On May 12, 2008, at 11:10 AM, Dag Sverre Seljebotn wrote:
> (Rearranged email to order of urgency.)
>
>> type of the object. Another problem is that is specifically requires
>> one to declare ahead of time what compile-time assumptions can be
>> made, rather than letting the user of the .pxd file specify things
>> ahead of time for explicit optimization.
>
> This "problem" was the exact reason I did this, and is a feature!!
>
> Perhaps there's more I don't understand. Tell me then how you prevent
> something like this:
>
> cdef timer(seconds=0) t = timer(0)
> print t.seconds # prints 0
> sleep(10)
> print t.seconds # prints 0 (!)
>
> The whole point was to leave what one can safely (!) make assumptions
> about up to the class designer (and presumably pxd author). Otherwise
> this just becomes some dangerous shoestring feature, not something you
> give to engineers using NumPy without deep programming knowledge...
>
> Possible assumptions should be part of the published API of the class!
>
> (Is this something we will simply never agree on? I really hope I am
> misunderstanding something, would make all of this much easier.)
No, you have a very good point here that I missed. It should probably
be an attribute of the attributes themselves, e.g.
cdef class A:
cdef int can_be_set_at_compile_time len # No, I'm not seriously
suggesting that name
...
perhaps there could be keywords designating type parameters too...
(These could then be used in function signatures? Maybe) They're
attributes, they just belong to the type rather than (necessarily) to
an instance.
> (About __assume__:)
>> and also that it requires the use of full control flow to do any
>> reasoning (e.g. there's the variable before assumption, the variable
>> after, and the variable which (depending on branching) may or may not
>> have been certified to have a given property. Then further
>> __assumes__ would be illegal? Or just ones that contradict?) It just
>> gets a lot messier than simply adding the data to the compile-time
>
> You misunderstood me here! I specifically noted that __assume__
> only did
> the checking part, and does *not* magically constitute the assumptions
> themselves (that would be insane :-), probably challenging halting and
> NP-completeness and whatnot).
>
> If we want to up the bets from there, I think __assume__ could
> return a
> dict like this:
>
> cdef __assume__(self, len):
> ...
> return { "_len" : len }
>
> in order to provide renames etc.

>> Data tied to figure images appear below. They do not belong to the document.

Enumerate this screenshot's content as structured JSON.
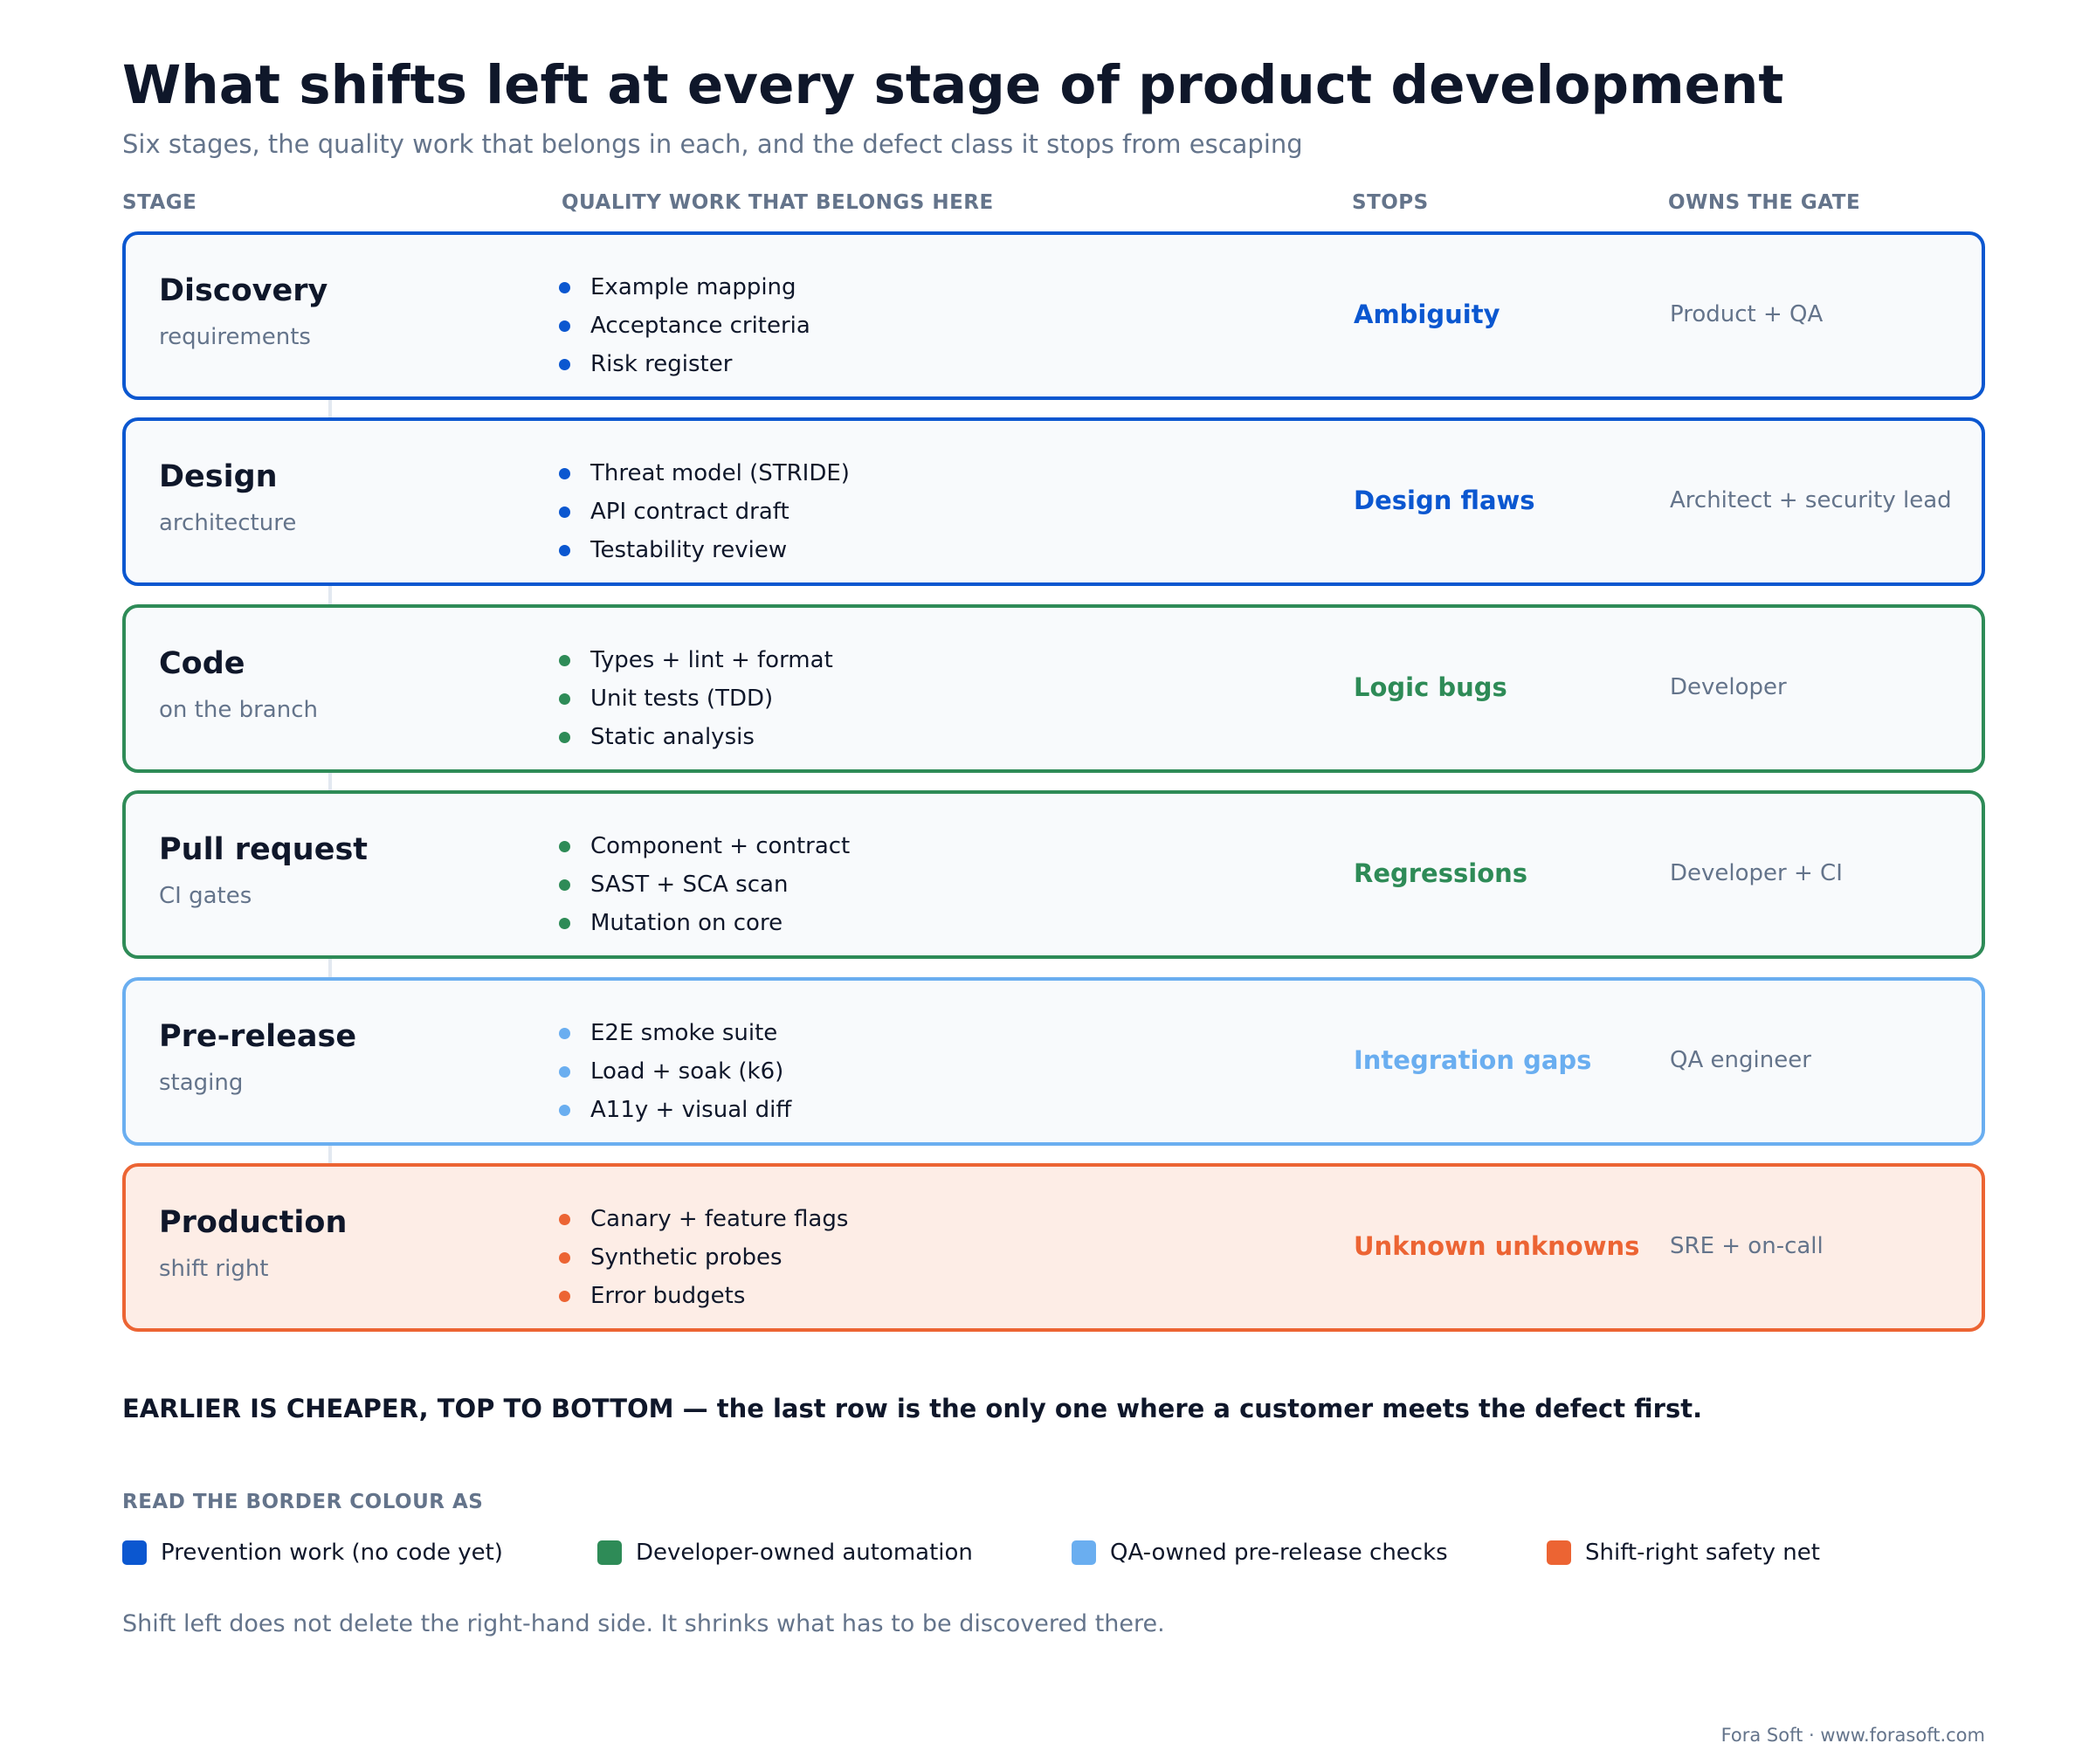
{
  "title": "What shifts left at every stage of product development",
  "subtitle": "Six stages, the quality work that belongs in each, and the defect class it stops from escaping",
  "columns": {
    "stage": "STAGE",
    "work": "QUALITY WORK THAT BELONGS HERE",
    "stops": "STOPS",
    "owner": "OWNS THE GATE"
  },
  "colors": {
    "prevention": "#0b57d0",
    "developer": "#2e8b57",
    "qa": "#6aaef0",
    "shift_right": "#ec6433"
  },
  "stages": [
    {
      "name": "Discovery",
      "sub": "requirements",
      "items": [
        "Example mapping",
        "Acceptance criteria",
        "Risk register"
      ],
      "stops": "Ambiguity",
      "owner": "Product + QA",
      "category": "prevention"
    },
    {
      "name": "Design",
      "sub": "architecture",
      "items": [
        "Threat model (STRIDE)",
        "API contract draft",
        "Testability review"
      ],
      "stops": "Design flaws",
      "owner": "Architect + security lead",
      "category": "prevention"
    },
    {
      "name": "Code",
      "sub": "on the branch",
      "items": [
        "Types + lint + format",
        "Unit tests (TDD)",
        "Static analysis"
      ],
      "stops": "Logic bugs",
      "owner": "Developer",
      "category": "developer"
    },
    {
      "name": "Pull request",
      "sub": "CI gates",
      "items": [
        "Component + contract",
        "SAST + SCA scan",
        "Mutation on core"
      ],
      "stops": "Regressions",
      "owner": "Developer + CI",
      "category": "developer"
    },
    {
      "name": "Pre-release",
      "sub": "staging",
      "items": [
        "E2E smoke suite",
        "Load + soak (k6)",
        "A11y + visual diff"
      ],
      "stops": "Integration gaps",
      "owner": "QA engineer",
      "category": "qa"
    },
    {
      "name": "Production",
      "sub": "shift right",
      "items": [
        "Canary + feature flags",
        "Synthetic probes",
        "Error budgets"
      ],
      "stops": "Unknown unknowns",
      "owner": "SRE + on-call",
      "category": "shift_right"
    }
  ],
  "takeaway": "EARLIER IS CHEAPER, TOP TO BOTTOM — the last row is the only one where a customer meets the defect first.",
  "legend": {
    "title": "READ THE BORDER COLOUR AS",
    "items": [
      {
        "label": "Prevention work (no code yet)",
        "category": "prevention"
      },
      {
        "label": "Developer-owned automation",
        "category": "developer"
      },
      {
        "label": "QA-owned pre-release checks",
        "category": "qa"
      },
      {
        "label": "Shift-right safety net",
        "category": "shift_right"
      }
    ]
  },
  "footnote": "Shift left does not delete the right-hand side. It shrinks what has to be discovered there.",
  "credit": "Fora Soft · www.forasoft.com"
}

This *does* have the problems you
> mention though, but it is somewhat easier to arbitrarily raise errors
> for complex expressions. But I'm not advocating it this time around.
The body of __assume__ gets executed at compile time? Is it checking
or setting the object's parameters? It's more like assert I guess. I
guess it's unclear what __assume__ really is--it's not really a cdef,
def, or special function...
>> The mapping of __init__ parameters to type parameters (for use with
>> type inference) could be arbitrarily complicated, and I don't know
>> how to do that without having the compiler actually execute code at
>> compile time.
>
> I don't see why. What I meant is simply:
>
> - Take parameters passed to constructor.
> - Take intersection of the names of these with __assume__ method
> signature.
> - Pass same parameters (set to same expressions) to __assume__.
>
> OK, I suppose if you have non-trivial expressions as parameters this
> fails, so add this rule then:
>
> - However, if the expression of a parameter is not a compile-time-
> value,
> don't pass it to __assume__ anyway.
>
> If we know enough to attempt type inference, we'll know enough to do
> this I think.
>
> If this is not accepted, I'm leaning against using the () syntax,
> because you'll want to do stuff like (using [] syntax):
>
> x = ndarray[nd=2, dtype=float64](shape=(2,2), dtype=float64)
>
> in a type-inferred environment, to ensure that x has efficient access,
> and using () is very ambigous in the expression above.
I have a slight preference for the () notation, but I can see
(especially in the above case) how [] is much clearer. Being able to
do type inference based on the init parameters seems desirable, but
one can't even be sure that A() returns an object of type A (if A
implements a python __new__ method).